By Jordan Schwartz
The Colorado State Senate is set to convene on May 9th and on their agenda is House Bill 12-1355. This bill proposal will relocate all of the duties and responsibilities of the Colorado Geological Survey and its entities, including the Colorado Avalanche Information Center, to the Colorado School of Mines. For those of us who read the CAIC updates on a regular basis, this leaves fear in our eyes. Having been founded in 1973, CAIC has provided avalanche forecasting to back-country enthusiasts daily. With another government entity being outsourced to a private industry we not only see jobs being lost, but the possibility of funding shortages and poor reporting of danger zones.
One of the few advantages of this transfer of power would be the creation of the Colorado Geological Survey fund which would ensure that all money raised would directly go to CGS, however, there is no current budget set up which would designate where the money appropriated would go. As of now, any additional funds which are in CGS’ coffers are returned to the Colorado General Fund and used for other projects instead.

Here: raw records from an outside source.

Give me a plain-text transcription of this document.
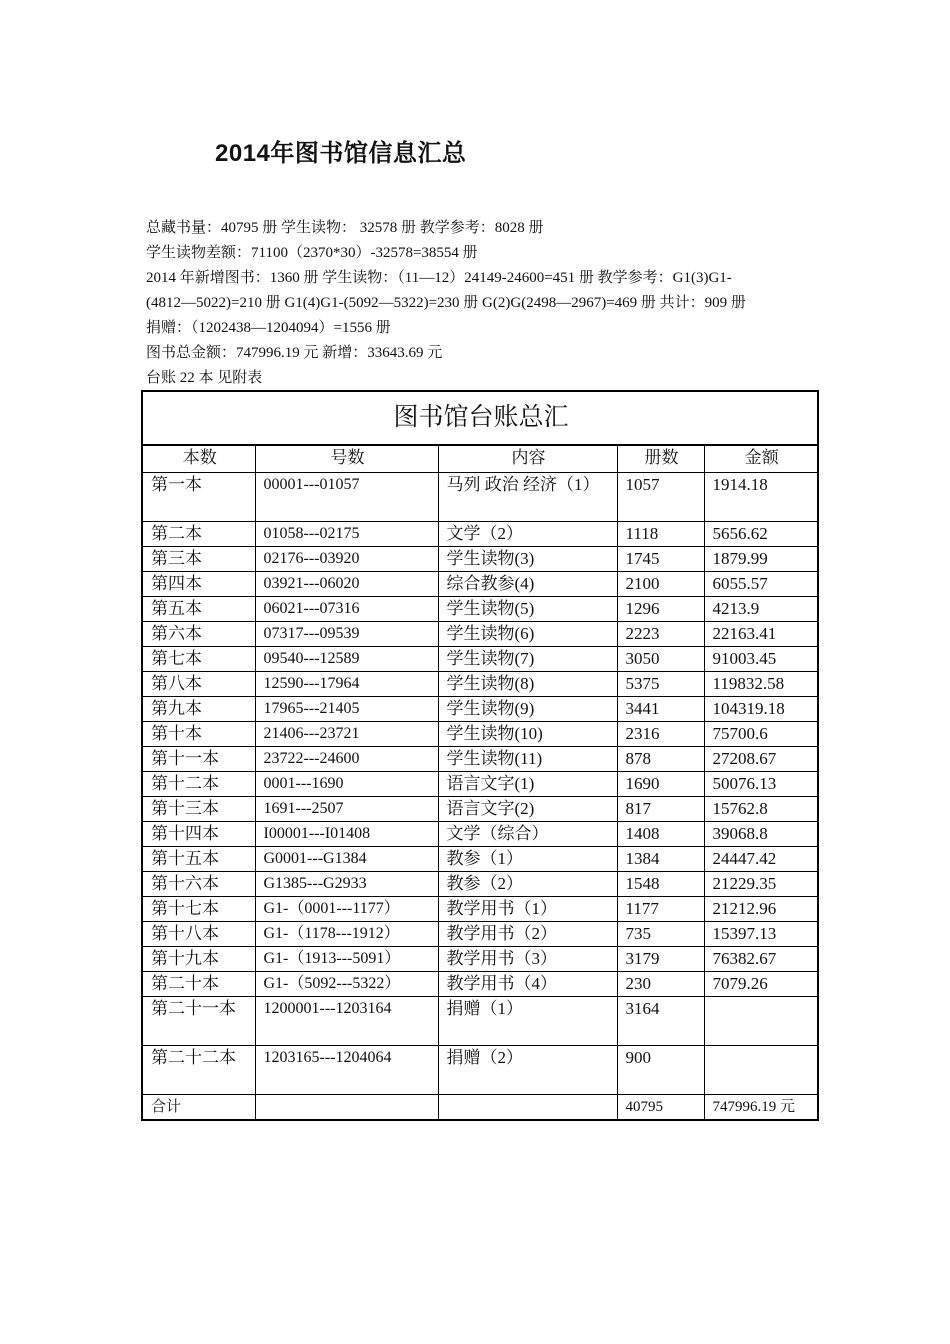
2014年图书馆信息汇总
总藏书量：40795 册 学生读物： 32578 册 教学参考：8028 册
学生读物差额：71100（2370*30）-32578=38554 册
2014 年新增图书：1360 册 学生读物：（11—12）24149-24600=451 册 教学参考：G1(3)G1-
(4812—5022)=210 册 G1(4)G1-(5092—5322)=230 册 G(2)G(2498—2967)=469 册 共计：909 册
捐赠：（1202438—1204094）=1556 册
图书总金额：747996.19 元 新增：33643.69 元
台账 22 本 见附表
图书馆台账总汇				
本数	号数	内容	册数	金额
第一本	00001---01057	马列 政治 经济（1）	1057	1914.18
第二本	01058---02175	文学（2）	1118	5656.62
第三本	02176---03920	学生读物(3)	1745	1879.99
第四本	03921---06020	综合教参(4)	2100	6055.57
第五本	06021---07316	学生读物(5)	1296	4213.9
第六本	07317---09539	学生读物(6)	2223	22163.41
第七本	09540---12589	学生读物(7)	3050	91003.45
第八本	12590---17964	学生读物(8)	5375	119832.58
第九本	17965---21405	学生读物(9)	3441	104319.18
第十本	21406---23721	学生读物(10)	2316	75700.6
第十一本	23722---24600	学生读物(11)	878	27208.67
第十二本	0001---1690	语言文字(1)	1690	50076.13
第十三本	1691---2507	语言文字(2)	817	15762.8
第十四本	I00001---I01408	文学（综合）	1408	39068.8
第十五本	G0001---G1384	教参（1）	1384	24447.42
第十六本	G1385---G2933	教参（2）	1548	21229.35
第十七本	G1-（0001---1177）	教学用书（1）	1177	21212.96
第十八本	G1-（1178---1912）	教学用书（2）	735	15397.13
第十九本	G1-（1913---5091）	教学用书（3）	3179	76382.67
第二十本	G1-（5092---5322）	教学用书（4）	230	7079.26
第二十一本	1200001---1203164	捐赠（1）	3164	
第二十二本	1203165---1204064	捐赠（2）	900	
合计			40795	747996.19 元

– The Colorado School of Mines has until 31 December 2012 to officially accept the transfer of CGS and all its assests
– Geological Survey Cash Fund would be created
– The school of mines may hire professionals and assistants to assist with the CGS
– The CGS may not enter into privatized contracts
– CAIC, though not officially disbanded, will be at the mercy of the School
While I cannot say enough of the School of Mines, there is concern with the State transfering power to a private institution.

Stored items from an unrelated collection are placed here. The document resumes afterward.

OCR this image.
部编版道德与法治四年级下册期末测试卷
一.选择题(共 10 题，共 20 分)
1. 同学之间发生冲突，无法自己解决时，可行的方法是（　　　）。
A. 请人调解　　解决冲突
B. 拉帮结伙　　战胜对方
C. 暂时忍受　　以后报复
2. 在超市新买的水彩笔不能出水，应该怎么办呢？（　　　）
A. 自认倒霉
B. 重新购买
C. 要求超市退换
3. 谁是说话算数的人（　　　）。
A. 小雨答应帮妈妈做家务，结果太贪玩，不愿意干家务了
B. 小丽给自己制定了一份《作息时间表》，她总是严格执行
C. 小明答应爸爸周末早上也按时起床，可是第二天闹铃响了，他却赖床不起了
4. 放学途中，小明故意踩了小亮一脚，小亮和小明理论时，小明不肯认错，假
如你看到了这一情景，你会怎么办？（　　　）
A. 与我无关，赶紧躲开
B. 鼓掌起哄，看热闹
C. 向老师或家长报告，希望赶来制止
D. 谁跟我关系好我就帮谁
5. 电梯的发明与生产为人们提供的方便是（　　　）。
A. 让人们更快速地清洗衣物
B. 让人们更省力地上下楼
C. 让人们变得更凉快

To read the bill: http://www.leg.state.co.us/clics/clics2012a/csl.nsf/fsbillcont/0CA4C3AD2D6DB942872579A000569B4C?Open&file=1355_01.pdf
For CAIC: http://avalanche.state.co.us/index.php
For Colorado School of Mines: http://mines.edu/
Editor’s Note: Colorado arguably has the most dangerous snowpack in North America. It is key that avalanche information, forecasts, warnings, and reviews stay openly available to skiers and snowboarders.